Five minutes now. He looked at the face of his watch so long he thought he could hear its tick. The tables emptied around him, almost everyone stood in line for the buffet, and though he was hungry he couldn’t even think of eating now. In four minutes, he would make his way. If he could smoke to calm his nerves. If he could drop by the bar for just a shot. An old man looking at him waved him over. Amar turned to see if there was someone else he could be calling, but the man smiled and pointed at him, as if to say yes, you. He rested his hands on a cane and nodded as Amar approached him, then gestured to the empty seat. Amar pretended to not notice and stayed standing, waiting for the old man to speak.
“You are Rafiq’s boy. I have not seen you for years—do you remember me?”

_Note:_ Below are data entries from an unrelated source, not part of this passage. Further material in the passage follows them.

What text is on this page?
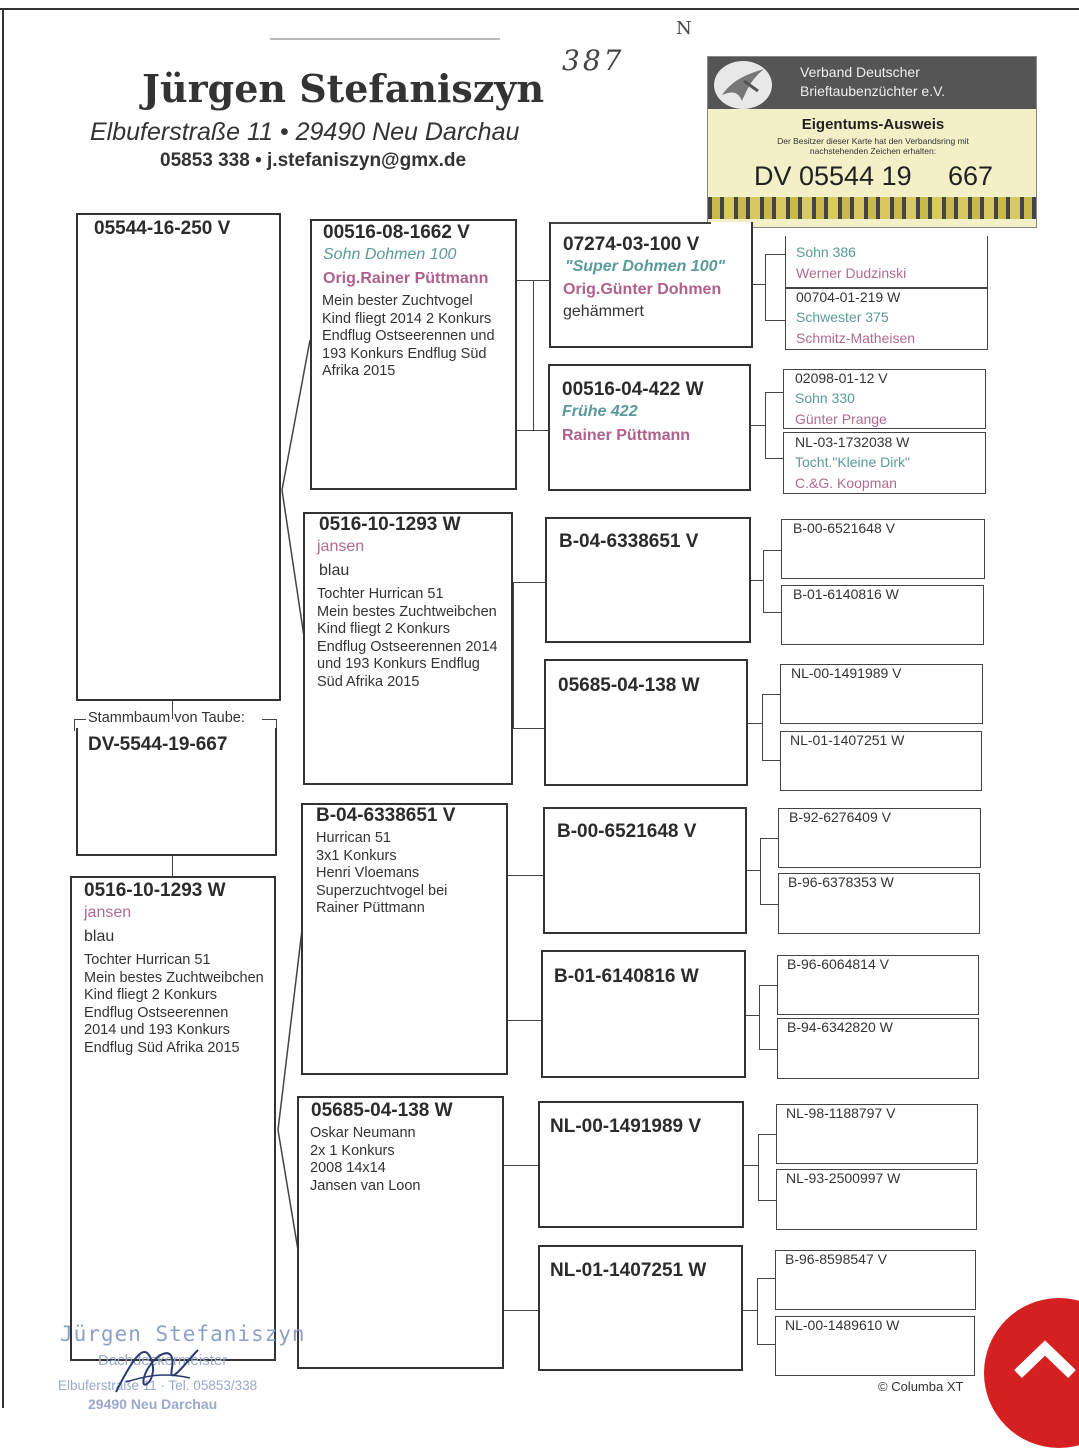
Jürgen Stefaniszyn
Elbuferstraße 11 • 29490 Neu Darchau
05853 338 • j.stefaniszyn@gmx.de
387
N
Verband Deutscher Brieftaubenzüchter e.V.
Eigentums-Ausweis
Der Besitzer dieser Karte hat den Verbandsring mit nachstehenden Zeichen erhalten:
DV 05544 19 667
05544-16-250 V
Stammbaum von Taube:
DV-5544-19-667
0516-10-1293 W
jansen
blau
Tochter Hurrican 51
Mein bestes Zuchtweibchen
Kind fliegt 2 Konkurs
Endflug Ostseerennen
2014 und 193 Konkurs
Endflug Süd Afrika 2015
00516-08-1662 V
Sohn Dohmen 100
Orig.Rainer Püttmann
Mein bester Zuchtvogel
Kind fliegt 2014 2 Konkurs
Endflug Ostseerennen und
193 Konkurs Endflug Süd
Afrika 2015
0516-10-1293 W
jansen
blau
Tochter Hurrican 51
Mein bestes Zuchtweibchen
Kind fliegt 2 Konkurs
Endflug Ostseerennen 2014
und 193 Konkurs Endflug
Süd Afrika 2015
B-04-6338651 V
Hurrican 51
3x1 Konkurs
Henri Vloemans
Superzuchtvogel bei
Rainer Püttmann
05685-04-138 W
Oskar Neumann
2x 1 Konkurs
2008 14x14
Jansen van Loon
07274-03-100 V
"Super Dohmen 100"
Orig.Günter Dohmen
gehämmert
00516-04-422 W
Frühe 422
Rainer Püttmann
B-04-6338651 V
05685-04-138 W
B-00-6521648 V
B-01-6140816 W
NL-00-1491989 V
NL-01-1407251 W
Sohn 386
Werner Dudzinski
00704-01-219 W
Schwester 375
Schmitz-Matheisen
02098-01-12 V
Sohn 330
Günter Prange
NL-03-1732038 W
Tocht."Kleine Dirk"
C.&G. Koopman
B-00-6521648 V
B-01-6140816 W
NL-00-1491989 V
NL-01-1407251 W
B-92-6276409 V
B-96-6378353 W
B-96-6064814 V
B-94-6342820 W
NL-98-1188797 V
NL-93-2500997 W
B-96-8598547 V
NL-00-1489610 W
Jürgen Stefaniszyn
Dachdeckermeister
Elbuferstraße 11 · Tel. 05853/338
29490 Neu Darchau
© Columba XT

Amar had never seen him before.
“You were this much when I visited.” He indicated with his hand a foot off the floor and he said, wagging a finger, “You were a badmash boy—you would tease and tease your Mumma Baba and if they even looked at you like they were about to scold you, you would cry. I am an old friend of your dada’s. You look like your grandfather. You stand like him too. The way you twist your wrist to look at your watch—your dada did just that. I called you over to look closely. Remarkable. Your father has a shadow of his father’s features, but you are a copy. Has he ever told you that?”
Amar shook his head. Four minutes, but he took a seat. He had never met his dada, or anyone who knew him, other than his father. As a child, Amar thought of his father orphaned young and could not imagine how he had managed to move through the world alone that early. Amar listened as the old man explained how he had flown in from Arizona with his young grandson Jawad, just to attend the wedding of his oldest friend’s granddaughter.
“It’s a hard blow, losing a friend. You are too young to know it. And your grandfather was very young when he died. Your father still a boy. Not only do you lose a friend, but you realize, for the first time, that you too are close to death.”
Amar thought of Abbas, stepping forward to bear the brunt of Seema Aunty’s anger at a window Amar had broken, even after Seema Aunty had threatened Abbas that he would have to pay for it from the little he had saved.
“What was it like for my father after my grandfather died?”